Policjanci z Komisariatu Poznań Wilda skutecznie rozpracowali przypadek brutalnego napadu, do którego doszło 10 lipca 2025 roku. 45-letni mężczyzna został zaatakowany na ulicy Kilińskiego w Poznaniu, gdy wracał do domu. Napastnik zaskoczył ofiarę od tyłu, przewrócił ją na ziemię i zaczął dusić, po czym wyrwał jej plecak z około 20 tysiącami złotych i zbiegł z miejsca zdarzenia.
Skuteczne działania policji
Bezpośrednio po zgłoszeniu napadu, zespół kryminalnych z Wildy rozpoczął intensywne śledztwo. Kluczowe było zabezpieczenie nagrań z kamer monitoringu, które pomogły w identyfikacji sprawcy. Współpraca między różnymi jednostkami policji, w tym dochodzeniowo-śledczymi oraz kryminalnymi z Komendy Miejskiej w Poznaniu, okazała się niezwykle efektywna. Dzięki niej udało się szybko ustalić tożsamość podejrzanego oraz jego miejsce pobytu.
Zatrzymanie podejrzanego
28 lipca, zaledwie kilka tygodni po napadzie, funkcjonariusze zatrzymali 38-letniego mężczyznę w jednym z hosteli w Poznaniu. Zaskoczony obecnością policji, nie stawiał oporu. Podczas przeszukania odnaleziono przy nim narkotyki, takie jak marihuana i mefedron. Zatrzymany był już wcześniej notowany za różne przestępstwa, w tym posiadanie narkotyków, złamanie sądowego zakazu oraz kradzieże z włamaniem. Trafił do aresztu policyjnego, gdzie usłyszał kolejne zarzuty.
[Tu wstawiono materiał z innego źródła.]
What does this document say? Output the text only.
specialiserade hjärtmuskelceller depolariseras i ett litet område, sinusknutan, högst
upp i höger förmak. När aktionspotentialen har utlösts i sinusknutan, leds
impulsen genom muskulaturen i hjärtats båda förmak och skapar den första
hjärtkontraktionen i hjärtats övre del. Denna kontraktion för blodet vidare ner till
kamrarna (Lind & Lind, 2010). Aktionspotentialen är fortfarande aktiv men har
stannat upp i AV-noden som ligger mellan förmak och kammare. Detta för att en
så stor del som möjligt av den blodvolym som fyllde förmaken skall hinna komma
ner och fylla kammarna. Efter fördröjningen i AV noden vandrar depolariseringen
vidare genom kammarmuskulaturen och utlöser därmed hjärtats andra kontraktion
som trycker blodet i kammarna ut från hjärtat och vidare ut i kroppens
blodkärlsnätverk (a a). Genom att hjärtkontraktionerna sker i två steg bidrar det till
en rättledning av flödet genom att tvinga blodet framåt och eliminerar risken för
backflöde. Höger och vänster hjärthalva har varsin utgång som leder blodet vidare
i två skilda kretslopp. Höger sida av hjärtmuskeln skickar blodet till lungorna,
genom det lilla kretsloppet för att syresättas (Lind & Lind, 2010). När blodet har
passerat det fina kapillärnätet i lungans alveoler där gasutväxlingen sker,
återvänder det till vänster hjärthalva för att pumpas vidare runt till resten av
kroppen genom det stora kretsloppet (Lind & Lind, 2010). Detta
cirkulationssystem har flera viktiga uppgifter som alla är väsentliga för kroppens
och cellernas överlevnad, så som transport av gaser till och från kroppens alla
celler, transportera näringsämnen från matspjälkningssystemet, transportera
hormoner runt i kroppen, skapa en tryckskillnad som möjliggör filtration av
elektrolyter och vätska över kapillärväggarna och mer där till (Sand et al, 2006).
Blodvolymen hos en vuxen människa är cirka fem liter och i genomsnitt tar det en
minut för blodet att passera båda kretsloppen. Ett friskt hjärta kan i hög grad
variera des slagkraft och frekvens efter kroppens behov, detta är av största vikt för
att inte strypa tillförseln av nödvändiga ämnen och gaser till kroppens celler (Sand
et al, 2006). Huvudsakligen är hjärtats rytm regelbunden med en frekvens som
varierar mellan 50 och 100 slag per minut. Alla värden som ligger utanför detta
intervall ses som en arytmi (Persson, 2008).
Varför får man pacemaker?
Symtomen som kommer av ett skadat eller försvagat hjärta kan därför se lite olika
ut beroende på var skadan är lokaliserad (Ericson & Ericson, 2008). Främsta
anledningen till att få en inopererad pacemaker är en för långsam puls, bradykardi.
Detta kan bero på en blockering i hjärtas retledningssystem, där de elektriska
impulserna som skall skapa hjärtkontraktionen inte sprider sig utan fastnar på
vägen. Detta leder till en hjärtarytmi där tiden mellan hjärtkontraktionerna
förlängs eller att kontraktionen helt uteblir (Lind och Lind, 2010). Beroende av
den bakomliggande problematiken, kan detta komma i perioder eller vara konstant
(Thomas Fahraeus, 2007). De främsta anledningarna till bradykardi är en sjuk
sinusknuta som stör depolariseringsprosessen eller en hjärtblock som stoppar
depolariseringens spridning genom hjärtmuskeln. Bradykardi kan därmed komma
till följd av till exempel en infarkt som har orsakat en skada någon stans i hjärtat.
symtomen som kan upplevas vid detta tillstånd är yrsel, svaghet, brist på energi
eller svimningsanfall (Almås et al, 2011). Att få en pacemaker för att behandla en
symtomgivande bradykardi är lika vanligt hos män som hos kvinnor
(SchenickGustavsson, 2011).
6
Zarzuty i dalsze kroki prawne
Na podstawie zgromadzonego materiału dowodowego, mężczyźnie postawiono zarzuty rozboju w warunkach recydywy oraz posiadania narkotyków. Podejrzany przyznał się do winy, co przyspieszyło procedurę sądową. Sąd, na wniosek prokuratora, zdecydował o zastosowaniu tymczasowego aresztu na okres trzech miesięcy. Przyszłość mężczyzny zależy teraz od dalszych decyzji sądu.
Cała sprawa pokazuje, jak ważna jest szybka reakcja i skuteczna współpraca różnych jednostek policji w walce z przestępczością. Dzięki temu działaniu udało się nie tylko zatrzymać sprawcę, ale również zabezpieczyć dowody, które posłużą w postępowaniu sądowym.